He glared at the badge for a moment, then stood and leaned in, towering over her. “You really think you can shake me down with some bullshit about someone’s wife? You think anyone’s going to believe your lying ass? I ought to face-fuck you sitting right here. Hell, call my bros, they’d love a taste, too. Put the hammer to you good.”
She smiled, eased out the Glock, and pointed it at him. “I guess you could, Mike, but if you tried, I’d shoot you right through your cheating little heart. But hey, it’s your blood. And I’m used to the paperwork. So knock yourself out.”
He glanced at the Glock, then back to her. “You know what? I’ve got better things to do than listen to some whackjob bitch cop talking out her ass.”
It wasn’t a bad bluff. But she knew he was going to fold. She just had to show him who was holding the winning hand.
She pulled out a cheap Dictaphone she’d used to record the conversation. “Why don’t you listen to this?” she said. “And then we’ll figure out what to do about it.”
She hit “Play.” And watched as his eyes filled with rage.
30—THEN
Livia trained with Eric and Malcolm two hours a day, seven days a week. She couldn’t get enough of jiu-jitsu. She borrowed books on the topic from Malcolm and studied them in her room, closing her eyes and mimicking the techniques depicted in the photographs inside, imagining herself using jiu-jitsu against Skull Face and Dirty Beard and Square Head, breaking their elbows and knees and necks. By the time spring semester was over, she was nearly as good as Sean—especially fighting from the guard, her favorite position, on her back with her legs around the attacker’s torso. And she still had her straight A’s.
The bullies left Sean and her alone now, though people sometimes teased them because they spent so much time together, saying they were “doing it,” and laughing and making gross gestures when they would leave school together to go to Sean’s house. As long as she had jiu-jitsu, Livia didn’t care.
Rick had come to visit again—and he brought the photograph with him. The Thai police had questioned Livia’s parents, who claimed they thought the girls were going to get jobs in Bangkok and denied taking any money for them. Rick promised that her parents didn’t know where she was or how to find her, but also told her he could get word to them if she changed her mind. She knew he meant well. She also knew her mind would never change.
Rick had asked her again if everything was all right. The way he looked at her when he asked, the concern in his expression, made her sense he had suspicions about Mr. Lone. But Livia was afraid to tell him. She didn’t know what would happen if she did. Maybe it would be bad for Nason. Maybe it would be bad in some other way. And besides, Mr. Lone was probably right—no one would believe her. They would just say she was having nightmares about her “ordeal” and attributing them to Mr. Lone, or something like that. Better to endure what happened in the bathroom, and not take chances.

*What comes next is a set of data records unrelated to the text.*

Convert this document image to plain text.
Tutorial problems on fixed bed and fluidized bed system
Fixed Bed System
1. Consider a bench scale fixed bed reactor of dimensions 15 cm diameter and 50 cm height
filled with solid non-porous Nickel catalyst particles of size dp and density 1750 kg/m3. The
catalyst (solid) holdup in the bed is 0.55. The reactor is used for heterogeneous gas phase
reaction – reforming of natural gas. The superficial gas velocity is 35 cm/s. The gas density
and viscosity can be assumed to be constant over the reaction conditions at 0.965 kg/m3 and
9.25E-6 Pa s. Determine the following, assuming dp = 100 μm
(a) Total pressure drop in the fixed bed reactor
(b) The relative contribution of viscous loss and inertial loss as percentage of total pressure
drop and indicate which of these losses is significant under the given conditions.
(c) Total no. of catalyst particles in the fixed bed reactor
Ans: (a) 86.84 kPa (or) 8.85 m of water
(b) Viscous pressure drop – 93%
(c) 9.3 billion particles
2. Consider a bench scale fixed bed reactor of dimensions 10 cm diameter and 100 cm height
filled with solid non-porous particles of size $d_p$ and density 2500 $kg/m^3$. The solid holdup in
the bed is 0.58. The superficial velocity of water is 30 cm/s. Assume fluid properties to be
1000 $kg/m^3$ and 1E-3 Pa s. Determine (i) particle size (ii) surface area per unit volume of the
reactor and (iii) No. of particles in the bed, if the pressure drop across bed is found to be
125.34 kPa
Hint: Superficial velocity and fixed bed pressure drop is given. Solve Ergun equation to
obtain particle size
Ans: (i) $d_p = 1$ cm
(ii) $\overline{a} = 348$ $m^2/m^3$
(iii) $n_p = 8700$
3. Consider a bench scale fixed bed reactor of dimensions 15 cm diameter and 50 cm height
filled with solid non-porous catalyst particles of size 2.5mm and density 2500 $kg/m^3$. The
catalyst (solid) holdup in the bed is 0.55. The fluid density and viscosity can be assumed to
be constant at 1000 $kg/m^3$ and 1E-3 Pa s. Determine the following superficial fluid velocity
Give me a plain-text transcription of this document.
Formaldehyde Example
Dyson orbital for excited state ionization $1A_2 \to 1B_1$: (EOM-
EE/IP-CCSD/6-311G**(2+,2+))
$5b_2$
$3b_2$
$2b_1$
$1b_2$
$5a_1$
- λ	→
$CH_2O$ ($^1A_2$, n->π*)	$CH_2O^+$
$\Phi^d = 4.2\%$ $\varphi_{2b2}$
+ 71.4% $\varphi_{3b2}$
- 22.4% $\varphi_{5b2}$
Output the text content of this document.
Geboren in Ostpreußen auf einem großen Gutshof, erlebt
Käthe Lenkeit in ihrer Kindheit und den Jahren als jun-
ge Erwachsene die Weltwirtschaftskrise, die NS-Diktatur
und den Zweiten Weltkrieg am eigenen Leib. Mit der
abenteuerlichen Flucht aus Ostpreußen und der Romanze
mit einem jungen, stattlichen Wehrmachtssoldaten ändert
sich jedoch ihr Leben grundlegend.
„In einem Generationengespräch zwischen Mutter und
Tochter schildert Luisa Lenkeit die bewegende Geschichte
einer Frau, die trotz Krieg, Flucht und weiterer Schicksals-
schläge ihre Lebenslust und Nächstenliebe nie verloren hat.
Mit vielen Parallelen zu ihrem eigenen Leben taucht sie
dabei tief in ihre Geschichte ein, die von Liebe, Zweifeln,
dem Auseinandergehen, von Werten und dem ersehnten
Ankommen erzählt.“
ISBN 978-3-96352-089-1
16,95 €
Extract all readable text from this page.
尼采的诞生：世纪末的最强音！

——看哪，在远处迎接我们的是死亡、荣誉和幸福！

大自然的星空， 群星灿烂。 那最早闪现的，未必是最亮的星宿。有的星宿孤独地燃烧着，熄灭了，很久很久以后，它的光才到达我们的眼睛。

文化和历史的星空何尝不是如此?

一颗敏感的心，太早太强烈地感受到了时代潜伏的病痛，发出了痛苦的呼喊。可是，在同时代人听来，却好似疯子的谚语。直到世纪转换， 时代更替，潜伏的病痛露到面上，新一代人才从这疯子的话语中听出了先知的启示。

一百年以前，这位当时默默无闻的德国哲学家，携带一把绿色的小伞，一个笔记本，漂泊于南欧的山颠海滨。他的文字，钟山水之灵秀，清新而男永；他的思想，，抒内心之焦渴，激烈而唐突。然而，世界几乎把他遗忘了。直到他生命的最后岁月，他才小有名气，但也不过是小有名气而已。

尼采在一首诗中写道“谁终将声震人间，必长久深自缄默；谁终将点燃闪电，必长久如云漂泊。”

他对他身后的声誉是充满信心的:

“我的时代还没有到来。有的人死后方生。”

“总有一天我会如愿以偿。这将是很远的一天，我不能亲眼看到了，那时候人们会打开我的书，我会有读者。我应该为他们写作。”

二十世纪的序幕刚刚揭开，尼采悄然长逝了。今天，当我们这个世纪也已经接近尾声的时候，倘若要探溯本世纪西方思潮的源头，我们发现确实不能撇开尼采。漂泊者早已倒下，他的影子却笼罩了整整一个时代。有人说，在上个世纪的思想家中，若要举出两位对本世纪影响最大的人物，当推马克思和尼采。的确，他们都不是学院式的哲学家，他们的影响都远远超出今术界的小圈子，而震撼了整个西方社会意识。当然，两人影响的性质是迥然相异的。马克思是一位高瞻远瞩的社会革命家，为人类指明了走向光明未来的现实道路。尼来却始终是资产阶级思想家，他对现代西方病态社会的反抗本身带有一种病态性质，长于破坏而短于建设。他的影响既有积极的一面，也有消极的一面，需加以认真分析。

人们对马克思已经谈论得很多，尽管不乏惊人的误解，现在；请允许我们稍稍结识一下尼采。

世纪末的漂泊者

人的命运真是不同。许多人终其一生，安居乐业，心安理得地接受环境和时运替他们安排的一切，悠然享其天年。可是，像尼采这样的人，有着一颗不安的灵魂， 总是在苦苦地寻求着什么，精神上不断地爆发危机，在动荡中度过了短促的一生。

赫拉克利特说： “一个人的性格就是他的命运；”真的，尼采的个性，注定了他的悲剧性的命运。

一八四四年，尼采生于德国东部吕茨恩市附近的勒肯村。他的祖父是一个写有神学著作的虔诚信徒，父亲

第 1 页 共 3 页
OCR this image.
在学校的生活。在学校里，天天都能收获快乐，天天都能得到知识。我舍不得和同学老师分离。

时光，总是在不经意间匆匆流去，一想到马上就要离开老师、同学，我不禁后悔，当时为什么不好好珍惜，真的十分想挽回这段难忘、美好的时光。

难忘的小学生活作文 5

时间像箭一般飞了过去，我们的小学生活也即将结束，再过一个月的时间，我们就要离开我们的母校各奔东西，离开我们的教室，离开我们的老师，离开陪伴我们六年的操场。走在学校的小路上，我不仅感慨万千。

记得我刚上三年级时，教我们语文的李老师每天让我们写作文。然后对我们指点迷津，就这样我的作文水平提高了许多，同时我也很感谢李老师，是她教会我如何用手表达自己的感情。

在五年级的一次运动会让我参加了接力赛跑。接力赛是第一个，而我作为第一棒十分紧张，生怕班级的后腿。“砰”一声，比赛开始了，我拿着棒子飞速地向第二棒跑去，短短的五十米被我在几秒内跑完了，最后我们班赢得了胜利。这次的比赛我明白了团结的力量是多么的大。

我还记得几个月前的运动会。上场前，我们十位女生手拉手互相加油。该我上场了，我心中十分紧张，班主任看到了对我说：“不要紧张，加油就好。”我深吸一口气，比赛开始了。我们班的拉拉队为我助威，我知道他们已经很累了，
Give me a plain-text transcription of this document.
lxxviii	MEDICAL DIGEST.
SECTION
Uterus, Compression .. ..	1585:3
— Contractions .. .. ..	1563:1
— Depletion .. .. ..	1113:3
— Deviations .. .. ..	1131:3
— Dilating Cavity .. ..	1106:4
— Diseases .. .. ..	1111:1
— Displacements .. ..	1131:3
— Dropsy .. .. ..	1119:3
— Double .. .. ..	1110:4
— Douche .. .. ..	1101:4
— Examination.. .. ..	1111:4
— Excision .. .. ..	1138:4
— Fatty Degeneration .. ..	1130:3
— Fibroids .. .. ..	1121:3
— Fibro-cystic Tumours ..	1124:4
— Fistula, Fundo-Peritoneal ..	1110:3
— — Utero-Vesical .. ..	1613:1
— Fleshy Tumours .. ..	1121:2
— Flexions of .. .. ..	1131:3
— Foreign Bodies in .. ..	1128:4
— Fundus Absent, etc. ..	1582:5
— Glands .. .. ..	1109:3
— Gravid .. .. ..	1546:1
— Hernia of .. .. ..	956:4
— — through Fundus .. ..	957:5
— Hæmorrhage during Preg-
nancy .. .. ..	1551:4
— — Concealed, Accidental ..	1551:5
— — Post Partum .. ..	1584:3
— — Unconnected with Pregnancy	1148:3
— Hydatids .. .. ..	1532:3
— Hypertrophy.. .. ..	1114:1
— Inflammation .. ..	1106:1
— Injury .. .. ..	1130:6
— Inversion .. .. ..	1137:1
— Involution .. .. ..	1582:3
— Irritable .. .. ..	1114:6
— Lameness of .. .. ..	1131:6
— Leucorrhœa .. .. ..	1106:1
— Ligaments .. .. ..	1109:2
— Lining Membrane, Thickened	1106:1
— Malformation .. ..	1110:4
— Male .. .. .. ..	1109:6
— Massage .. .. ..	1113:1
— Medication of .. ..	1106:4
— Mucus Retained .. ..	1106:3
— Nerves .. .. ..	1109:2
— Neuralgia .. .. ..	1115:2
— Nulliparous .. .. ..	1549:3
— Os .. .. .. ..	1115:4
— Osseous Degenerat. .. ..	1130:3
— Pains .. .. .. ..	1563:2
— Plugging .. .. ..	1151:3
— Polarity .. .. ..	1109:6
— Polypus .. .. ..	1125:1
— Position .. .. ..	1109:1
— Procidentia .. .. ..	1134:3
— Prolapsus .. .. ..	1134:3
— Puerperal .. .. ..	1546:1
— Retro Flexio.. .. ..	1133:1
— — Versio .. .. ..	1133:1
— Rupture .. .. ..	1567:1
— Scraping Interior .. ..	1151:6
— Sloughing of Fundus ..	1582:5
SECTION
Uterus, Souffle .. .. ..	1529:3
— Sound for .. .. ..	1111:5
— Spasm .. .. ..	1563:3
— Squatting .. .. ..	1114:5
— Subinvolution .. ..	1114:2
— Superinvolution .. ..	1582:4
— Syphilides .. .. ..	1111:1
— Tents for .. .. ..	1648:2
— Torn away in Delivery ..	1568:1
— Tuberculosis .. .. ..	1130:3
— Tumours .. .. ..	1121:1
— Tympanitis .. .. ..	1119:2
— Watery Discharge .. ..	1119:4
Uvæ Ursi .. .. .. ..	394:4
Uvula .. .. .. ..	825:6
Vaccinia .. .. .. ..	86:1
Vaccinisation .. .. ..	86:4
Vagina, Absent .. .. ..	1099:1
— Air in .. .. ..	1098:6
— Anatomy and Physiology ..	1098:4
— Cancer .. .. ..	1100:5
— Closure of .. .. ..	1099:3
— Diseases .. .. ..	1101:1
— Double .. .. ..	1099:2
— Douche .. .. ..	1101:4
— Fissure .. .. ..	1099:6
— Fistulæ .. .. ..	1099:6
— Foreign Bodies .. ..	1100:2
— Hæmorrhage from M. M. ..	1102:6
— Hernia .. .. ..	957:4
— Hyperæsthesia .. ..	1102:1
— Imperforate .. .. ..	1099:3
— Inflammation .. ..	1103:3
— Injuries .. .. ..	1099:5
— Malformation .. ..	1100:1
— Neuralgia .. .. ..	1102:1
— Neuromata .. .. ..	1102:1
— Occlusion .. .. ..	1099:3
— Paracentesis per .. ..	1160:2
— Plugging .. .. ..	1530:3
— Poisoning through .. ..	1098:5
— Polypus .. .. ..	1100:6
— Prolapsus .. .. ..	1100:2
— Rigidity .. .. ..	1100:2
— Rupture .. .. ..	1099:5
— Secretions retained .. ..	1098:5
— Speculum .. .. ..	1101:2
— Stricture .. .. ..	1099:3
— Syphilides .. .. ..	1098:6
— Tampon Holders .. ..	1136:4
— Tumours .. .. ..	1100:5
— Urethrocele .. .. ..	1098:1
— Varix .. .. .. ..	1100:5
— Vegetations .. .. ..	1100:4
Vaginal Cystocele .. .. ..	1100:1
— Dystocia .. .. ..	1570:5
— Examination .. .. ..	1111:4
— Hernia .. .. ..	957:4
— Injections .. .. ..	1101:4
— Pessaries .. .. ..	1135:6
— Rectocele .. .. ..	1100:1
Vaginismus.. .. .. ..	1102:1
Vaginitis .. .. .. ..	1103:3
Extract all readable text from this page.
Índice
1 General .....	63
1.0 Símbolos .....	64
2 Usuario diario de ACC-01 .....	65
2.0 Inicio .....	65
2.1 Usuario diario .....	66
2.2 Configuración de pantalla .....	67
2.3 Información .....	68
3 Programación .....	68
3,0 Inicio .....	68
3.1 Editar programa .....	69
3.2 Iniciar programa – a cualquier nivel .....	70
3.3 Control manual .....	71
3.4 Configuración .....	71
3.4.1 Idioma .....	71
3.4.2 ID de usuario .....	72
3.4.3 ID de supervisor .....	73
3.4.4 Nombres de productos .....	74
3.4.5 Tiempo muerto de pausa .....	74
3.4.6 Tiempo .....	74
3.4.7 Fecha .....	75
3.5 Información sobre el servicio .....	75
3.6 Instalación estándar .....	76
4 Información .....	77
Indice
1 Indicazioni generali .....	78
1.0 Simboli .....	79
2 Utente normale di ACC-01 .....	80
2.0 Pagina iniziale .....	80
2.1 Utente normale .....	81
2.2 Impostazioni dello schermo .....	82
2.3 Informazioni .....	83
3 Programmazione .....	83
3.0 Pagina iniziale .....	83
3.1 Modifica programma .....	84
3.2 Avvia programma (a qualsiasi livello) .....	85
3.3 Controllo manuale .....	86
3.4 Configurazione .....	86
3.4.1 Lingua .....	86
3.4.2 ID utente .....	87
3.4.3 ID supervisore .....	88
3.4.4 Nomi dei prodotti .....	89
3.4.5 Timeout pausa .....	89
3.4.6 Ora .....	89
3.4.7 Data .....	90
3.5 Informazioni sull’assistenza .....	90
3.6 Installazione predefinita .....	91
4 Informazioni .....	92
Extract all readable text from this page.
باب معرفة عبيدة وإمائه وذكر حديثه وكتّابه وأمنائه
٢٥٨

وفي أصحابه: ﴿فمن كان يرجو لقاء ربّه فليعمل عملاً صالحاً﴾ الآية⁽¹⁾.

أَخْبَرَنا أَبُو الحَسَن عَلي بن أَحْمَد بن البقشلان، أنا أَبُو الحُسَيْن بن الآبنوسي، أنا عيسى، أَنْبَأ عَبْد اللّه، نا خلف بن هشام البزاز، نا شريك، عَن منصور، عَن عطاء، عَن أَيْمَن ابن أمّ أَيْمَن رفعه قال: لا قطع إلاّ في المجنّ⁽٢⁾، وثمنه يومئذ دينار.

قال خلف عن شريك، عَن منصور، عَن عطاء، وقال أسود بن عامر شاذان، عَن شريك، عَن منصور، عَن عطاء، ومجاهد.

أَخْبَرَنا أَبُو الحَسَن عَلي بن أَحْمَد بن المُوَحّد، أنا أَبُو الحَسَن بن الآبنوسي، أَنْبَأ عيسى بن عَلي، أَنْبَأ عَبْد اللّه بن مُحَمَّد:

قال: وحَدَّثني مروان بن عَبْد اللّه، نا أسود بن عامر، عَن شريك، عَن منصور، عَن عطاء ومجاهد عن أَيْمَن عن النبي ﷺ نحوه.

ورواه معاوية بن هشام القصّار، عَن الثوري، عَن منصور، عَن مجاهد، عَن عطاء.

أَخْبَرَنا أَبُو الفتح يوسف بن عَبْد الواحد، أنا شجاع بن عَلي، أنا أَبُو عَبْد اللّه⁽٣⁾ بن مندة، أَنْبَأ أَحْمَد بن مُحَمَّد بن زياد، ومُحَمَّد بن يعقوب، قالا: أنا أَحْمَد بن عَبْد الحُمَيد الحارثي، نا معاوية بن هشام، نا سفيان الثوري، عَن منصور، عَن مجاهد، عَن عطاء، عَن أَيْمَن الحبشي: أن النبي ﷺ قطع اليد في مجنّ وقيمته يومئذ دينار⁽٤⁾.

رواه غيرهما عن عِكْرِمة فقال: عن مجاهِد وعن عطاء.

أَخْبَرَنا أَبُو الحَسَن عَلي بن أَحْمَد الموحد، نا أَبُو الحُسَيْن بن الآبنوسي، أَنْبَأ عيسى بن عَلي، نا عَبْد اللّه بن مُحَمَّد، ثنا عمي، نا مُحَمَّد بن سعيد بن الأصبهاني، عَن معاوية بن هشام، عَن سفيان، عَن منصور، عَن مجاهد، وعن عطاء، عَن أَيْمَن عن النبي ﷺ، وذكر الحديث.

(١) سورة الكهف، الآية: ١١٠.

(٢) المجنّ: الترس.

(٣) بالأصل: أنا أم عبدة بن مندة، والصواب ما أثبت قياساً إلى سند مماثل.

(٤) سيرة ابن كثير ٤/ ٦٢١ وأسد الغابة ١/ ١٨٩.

Lying in bed when her studying was done, she would think about what Rick had told her, about how Weed Tyler’s gang or whoever hired his gang had buyers in Llewellyn or farther east. Buyers. That explained the food and the blankets, and why they hadn’t harmed the children. They’d whipped the Hmong boy, Kai, when he tried to escape, but they hadn’t really harmed him, at least not as a product they planned to sell. And it was the same for her. What they had been making her do on the deck of the ship at night didn’t leave visible marks. No one would know how they’d used her on the way to Portland.
But they had hurt Nason. Badly. Why? Why would they have harmed their own merchandise?
To punish you, she thought. Because you attacked them. You cut Skull Face’s eye.
She covered her face and sobbed silently into her hands. Please not that. Please.
But what else could it be? Probably the men hadn’t intended to harm Nason, only to use her, the way they had used Livia. But they had been drunk, and Livia had enraged them. It was her fault. What had happened to Nason had been her fault.
Most of the time, she could push that thought away. When she couldn’t, it made her want to not be alive anymore. To stop eating, the way she’d considered on the boat.
But by the morning, the horror would have receded, and she would find a way to eat breakfast. She’d been a coward about so many things. To stop eating, to make herself die, when Nason might still need her would be beyond cowardice. It would be a crime.